Elimination and Substitution
Elimination is the most effective control because it removes the hazard entirely. If you can eliminate a hazardous process, substance, or piece of equipment, the risk drops to zero for that hazard. Examples include designing out work at heights by assembling components at ground level, removing a hazardous chemical from the process entirely, or automating a manual handling task so no worker is exposed to the load.

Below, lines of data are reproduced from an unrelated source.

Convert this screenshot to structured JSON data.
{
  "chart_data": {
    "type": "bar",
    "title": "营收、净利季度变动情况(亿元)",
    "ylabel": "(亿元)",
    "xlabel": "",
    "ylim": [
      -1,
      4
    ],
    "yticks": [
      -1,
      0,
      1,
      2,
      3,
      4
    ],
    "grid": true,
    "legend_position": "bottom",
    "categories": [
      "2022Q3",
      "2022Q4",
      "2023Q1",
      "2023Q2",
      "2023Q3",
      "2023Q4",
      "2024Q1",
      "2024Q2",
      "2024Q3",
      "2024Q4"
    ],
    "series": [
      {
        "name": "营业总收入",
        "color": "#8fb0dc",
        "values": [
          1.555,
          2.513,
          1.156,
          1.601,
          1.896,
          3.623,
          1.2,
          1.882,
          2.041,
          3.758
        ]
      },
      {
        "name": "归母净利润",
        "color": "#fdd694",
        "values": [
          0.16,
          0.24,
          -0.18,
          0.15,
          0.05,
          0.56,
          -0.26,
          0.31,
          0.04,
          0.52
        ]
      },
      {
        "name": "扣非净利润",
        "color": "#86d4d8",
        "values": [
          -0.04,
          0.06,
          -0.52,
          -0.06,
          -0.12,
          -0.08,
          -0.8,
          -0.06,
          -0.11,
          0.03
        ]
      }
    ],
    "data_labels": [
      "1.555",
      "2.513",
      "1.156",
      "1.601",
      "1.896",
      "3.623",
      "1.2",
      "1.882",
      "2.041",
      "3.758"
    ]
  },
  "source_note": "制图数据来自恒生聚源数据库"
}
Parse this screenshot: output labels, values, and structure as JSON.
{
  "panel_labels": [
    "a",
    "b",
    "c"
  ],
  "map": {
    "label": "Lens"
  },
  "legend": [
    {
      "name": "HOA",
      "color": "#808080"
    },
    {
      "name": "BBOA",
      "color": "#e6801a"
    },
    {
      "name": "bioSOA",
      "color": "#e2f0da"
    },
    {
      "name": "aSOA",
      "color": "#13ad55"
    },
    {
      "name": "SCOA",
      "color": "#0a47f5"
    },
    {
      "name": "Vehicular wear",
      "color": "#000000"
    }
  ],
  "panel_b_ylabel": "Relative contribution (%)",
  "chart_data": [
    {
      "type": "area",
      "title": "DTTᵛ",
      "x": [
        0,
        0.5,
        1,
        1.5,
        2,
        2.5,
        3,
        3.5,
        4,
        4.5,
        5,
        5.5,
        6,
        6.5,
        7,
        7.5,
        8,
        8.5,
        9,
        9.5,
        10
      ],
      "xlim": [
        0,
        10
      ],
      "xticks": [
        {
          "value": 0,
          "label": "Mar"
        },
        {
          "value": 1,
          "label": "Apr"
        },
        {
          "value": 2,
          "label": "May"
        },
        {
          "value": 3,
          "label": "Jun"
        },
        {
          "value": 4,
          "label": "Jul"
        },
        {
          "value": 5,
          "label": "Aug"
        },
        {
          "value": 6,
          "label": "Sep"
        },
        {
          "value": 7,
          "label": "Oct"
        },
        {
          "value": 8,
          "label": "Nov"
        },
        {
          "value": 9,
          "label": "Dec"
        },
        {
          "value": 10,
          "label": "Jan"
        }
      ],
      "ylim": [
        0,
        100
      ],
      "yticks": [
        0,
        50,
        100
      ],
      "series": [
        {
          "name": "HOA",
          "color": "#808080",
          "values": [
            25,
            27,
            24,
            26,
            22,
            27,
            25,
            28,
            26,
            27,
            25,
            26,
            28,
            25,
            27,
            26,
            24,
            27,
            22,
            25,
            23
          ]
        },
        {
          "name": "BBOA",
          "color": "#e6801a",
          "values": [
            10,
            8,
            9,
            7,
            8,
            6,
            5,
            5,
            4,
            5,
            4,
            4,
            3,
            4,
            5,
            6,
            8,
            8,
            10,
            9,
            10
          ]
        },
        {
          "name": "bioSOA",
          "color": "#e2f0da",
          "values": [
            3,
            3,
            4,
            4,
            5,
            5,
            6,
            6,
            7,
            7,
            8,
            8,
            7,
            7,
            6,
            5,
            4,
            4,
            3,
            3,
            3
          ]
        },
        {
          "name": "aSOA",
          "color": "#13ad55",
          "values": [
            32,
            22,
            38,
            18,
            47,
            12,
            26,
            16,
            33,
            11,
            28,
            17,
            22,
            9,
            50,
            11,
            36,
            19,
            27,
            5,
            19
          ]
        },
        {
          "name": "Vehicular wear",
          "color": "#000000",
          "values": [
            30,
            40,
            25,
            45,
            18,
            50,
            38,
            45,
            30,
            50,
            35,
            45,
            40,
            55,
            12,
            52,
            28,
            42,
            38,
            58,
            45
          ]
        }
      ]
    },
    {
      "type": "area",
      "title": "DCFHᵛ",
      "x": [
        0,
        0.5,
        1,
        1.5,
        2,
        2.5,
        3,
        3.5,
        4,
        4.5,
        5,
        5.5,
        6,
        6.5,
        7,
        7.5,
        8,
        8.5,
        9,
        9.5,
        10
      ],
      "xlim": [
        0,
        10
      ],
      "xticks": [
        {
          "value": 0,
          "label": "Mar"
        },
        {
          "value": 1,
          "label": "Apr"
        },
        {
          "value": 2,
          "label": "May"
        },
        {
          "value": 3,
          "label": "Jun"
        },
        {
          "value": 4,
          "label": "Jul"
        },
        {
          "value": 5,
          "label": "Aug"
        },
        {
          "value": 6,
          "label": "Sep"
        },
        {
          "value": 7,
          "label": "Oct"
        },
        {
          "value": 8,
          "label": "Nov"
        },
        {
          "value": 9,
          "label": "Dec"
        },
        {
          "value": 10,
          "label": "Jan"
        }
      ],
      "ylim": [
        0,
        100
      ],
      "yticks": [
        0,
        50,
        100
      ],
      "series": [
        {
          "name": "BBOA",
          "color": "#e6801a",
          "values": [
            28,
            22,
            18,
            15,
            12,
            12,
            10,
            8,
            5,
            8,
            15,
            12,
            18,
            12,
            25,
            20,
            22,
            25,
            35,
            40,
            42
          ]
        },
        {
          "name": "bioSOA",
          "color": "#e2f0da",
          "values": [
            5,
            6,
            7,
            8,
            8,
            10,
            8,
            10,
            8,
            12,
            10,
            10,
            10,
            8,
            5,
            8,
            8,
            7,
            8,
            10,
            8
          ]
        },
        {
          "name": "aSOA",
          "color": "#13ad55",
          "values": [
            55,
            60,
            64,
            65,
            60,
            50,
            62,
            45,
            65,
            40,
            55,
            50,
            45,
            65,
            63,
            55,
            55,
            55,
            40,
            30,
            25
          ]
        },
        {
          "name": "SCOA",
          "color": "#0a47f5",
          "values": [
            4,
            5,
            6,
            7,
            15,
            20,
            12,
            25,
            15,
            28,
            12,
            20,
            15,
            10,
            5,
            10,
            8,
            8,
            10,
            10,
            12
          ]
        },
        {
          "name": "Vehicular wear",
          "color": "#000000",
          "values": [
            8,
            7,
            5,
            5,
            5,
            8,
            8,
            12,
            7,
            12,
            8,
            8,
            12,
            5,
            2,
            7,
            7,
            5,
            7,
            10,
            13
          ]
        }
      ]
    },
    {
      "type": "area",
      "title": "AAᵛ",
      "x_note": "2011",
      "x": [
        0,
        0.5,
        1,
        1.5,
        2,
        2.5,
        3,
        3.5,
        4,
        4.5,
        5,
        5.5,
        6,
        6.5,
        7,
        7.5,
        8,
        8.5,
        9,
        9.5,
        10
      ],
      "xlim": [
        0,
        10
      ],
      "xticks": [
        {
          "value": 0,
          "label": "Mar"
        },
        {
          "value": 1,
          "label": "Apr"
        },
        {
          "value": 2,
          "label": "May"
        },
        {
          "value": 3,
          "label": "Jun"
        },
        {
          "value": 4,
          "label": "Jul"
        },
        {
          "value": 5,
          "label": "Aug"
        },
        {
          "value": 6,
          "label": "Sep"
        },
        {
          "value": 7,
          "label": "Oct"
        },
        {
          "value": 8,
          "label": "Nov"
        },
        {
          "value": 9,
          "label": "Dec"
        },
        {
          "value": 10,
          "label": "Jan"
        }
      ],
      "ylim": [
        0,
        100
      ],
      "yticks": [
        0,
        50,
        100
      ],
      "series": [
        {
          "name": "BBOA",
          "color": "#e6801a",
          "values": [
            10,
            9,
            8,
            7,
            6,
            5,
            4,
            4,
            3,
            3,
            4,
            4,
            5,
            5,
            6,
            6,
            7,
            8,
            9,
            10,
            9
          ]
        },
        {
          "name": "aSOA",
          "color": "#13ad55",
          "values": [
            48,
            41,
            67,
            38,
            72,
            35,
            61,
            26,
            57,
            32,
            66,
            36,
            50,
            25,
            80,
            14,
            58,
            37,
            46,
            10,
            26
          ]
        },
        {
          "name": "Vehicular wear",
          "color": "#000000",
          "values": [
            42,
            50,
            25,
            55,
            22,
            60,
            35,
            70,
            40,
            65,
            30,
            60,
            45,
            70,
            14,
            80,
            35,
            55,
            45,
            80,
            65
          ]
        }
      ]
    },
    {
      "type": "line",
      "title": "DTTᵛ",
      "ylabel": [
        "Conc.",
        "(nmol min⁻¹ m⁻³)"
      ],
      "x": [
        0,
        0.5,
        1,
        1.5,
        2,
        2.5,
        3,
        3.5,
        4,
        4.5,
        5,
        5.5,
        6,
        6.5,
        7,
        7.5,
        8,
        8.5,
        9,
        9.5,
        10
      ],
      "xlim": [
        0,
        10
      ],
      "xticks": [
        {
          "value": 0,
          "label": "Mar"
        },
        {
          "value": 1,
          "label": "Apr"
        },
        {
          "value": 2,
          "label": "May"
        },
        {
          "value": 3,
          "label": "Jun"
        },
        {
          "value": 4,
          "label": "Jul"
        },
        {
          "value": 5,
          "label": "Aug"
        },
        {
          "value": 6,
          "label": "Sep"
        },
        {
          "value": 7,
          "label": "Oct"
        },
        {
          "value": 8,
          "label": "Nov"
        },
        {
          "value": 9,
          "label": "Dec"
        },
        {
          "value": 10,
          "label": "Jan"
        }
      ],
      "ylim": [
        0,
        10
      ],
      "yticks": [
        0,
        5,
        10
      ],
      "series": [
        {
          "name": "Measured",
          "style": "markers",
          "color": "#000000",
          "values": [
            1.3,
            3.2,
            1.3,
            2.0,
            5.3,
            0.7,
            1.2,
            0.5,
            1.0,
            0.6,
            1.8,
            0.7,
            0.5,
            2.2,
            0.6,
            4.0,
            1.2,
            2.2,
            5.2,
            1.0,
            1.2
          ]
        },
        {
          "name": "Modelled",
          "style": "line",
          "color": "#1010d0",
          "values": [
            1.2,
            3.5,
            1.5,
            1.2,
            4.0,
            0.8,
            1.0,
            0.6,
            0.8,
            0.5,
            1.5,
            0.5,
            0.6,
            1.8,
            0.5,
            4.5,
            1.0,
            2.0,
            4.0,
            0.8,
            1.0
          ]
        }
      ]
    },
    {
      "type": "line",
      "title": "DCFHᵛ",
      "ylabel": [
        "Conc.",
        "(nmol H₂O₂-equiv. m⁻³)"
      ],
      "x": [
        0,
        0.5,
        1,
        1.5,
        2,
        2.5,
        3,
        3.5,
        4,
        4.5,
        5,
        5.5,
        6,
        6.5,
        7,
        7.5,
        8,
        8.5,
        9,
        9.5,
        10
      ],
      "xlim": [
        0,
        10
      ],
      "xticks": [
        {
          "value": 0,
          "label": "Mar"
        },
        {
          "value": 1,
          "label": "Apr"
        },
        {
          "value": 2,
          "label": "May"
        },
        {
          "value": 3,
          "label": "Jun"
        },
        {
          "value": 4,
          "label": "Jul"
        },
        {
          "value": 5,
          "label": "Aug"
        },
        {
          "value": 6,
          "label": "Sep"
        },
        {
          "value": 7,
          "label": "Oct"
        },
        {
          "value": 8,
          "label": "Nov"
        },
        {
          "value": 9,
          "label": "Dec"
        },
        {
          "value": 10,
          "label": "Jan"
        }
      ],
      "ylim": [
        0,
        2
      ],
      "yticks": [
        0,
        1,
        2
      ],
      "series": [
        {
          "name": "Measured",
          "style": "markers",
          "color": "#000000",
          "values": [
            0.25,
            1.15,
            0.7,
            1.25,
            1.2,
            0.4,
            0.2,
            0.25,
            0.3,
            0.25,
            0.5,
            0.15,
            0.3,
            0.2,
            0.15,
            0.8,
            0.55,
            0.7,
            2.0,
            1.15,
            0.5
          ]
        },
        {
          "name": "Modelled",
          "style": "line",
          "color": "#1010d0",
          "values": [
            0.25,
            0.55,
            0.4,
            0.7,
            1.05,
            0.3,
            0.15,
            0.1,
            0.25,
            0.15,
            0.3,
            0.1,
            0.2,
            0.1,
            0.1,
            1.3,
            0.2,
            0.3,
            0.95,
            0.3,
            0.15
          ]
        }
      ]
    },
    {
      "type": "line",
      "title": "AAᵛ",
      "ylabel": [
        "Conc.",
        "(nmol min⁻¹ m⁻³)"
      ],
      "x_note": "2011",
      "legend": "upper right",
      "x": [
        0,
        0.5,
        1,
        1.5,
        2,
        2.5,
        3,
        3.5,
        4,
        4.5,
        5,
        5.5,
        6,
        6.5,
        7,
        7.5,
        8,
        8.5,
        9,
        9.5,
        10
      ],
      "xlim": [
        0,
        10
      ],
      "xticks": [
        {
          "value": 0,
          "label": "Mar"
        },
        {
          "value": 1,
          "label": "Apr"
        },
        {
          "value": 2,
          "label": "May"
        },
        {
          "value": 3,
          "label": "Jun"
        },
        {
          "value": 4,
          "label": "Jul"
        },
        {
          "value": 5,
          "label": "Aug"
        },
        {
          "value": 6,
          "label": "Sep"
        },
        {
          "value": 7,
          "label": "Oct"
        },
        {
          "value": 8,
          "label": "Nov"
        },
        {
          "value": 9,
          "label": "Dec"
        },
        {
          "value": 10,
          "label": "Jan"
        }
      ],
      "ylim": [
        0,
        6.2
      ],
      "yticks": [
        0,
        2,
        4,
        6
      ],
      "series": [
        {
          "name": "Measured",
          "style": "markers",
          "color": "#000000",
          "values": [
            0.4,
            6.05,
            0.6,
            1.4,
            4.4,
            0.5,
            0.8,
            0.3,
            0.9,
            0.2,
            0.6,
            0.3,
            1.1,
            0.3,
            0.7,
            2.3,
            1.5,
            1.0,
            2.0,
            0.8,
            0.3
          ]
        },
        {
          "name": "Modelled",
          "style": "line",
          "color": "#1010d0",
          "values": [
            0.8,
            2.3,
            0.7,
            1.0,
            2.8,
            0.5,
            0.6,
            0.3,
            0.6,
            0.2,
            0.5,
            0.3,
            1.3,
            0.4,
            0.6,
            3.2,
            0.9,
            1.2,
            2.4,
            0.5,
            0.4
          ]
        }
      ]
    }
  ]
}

Substitution replaces the hazard with something less hazardous. Replacing solvent-based paints with water-based alternatives reduces volatile organic compound exposure. Using diamond-tipped wet cutting instead of dry cutting on silica-containing materials reduces respirable crystalline silica generation by over 90 per cent. Substituting a less toxic cleaning chemical for a more toxic one reduces the severity of potential exposure. Substitution does not eliminate the risk but can reduce it dramatically. Both elimination and substitution should be considered at the design and procurement stage, as retrofitting these controls after a process is established is usually more expensive and disruptive.
Engineering Controls
Engineering controls modify the workplace, equipment, or process to reduce exposure without relying on worker behaviour. They include isolation (physically separating the hazard from workers), ventilation (local exhaust ventilation to capture contaminants at the source), guarding (preventing access to moving parts), and automation (removing the worker from the hazardous task). Engineering controls are the backbone of effective risk management for health hazards.
Local exhaust ventilation (LEV) is one of the most common engineering controls in Australian workplaces. A well-designed LEV system captures airborne contaminants — dust, fume, vapour, or mist — at the point of generation before they enter the worker's breathing zone. The WHS Regulation 2025 requires LEV systems to be maintained and tested to ensure they continue to operate at design specifications. For substances with workplace exposure limits that are tightening from December 2026, existing LEV systems may need to be upgraded to achieve lower capture concentrations. Engineering controls require capital investment but provide continuous protection over their operational life.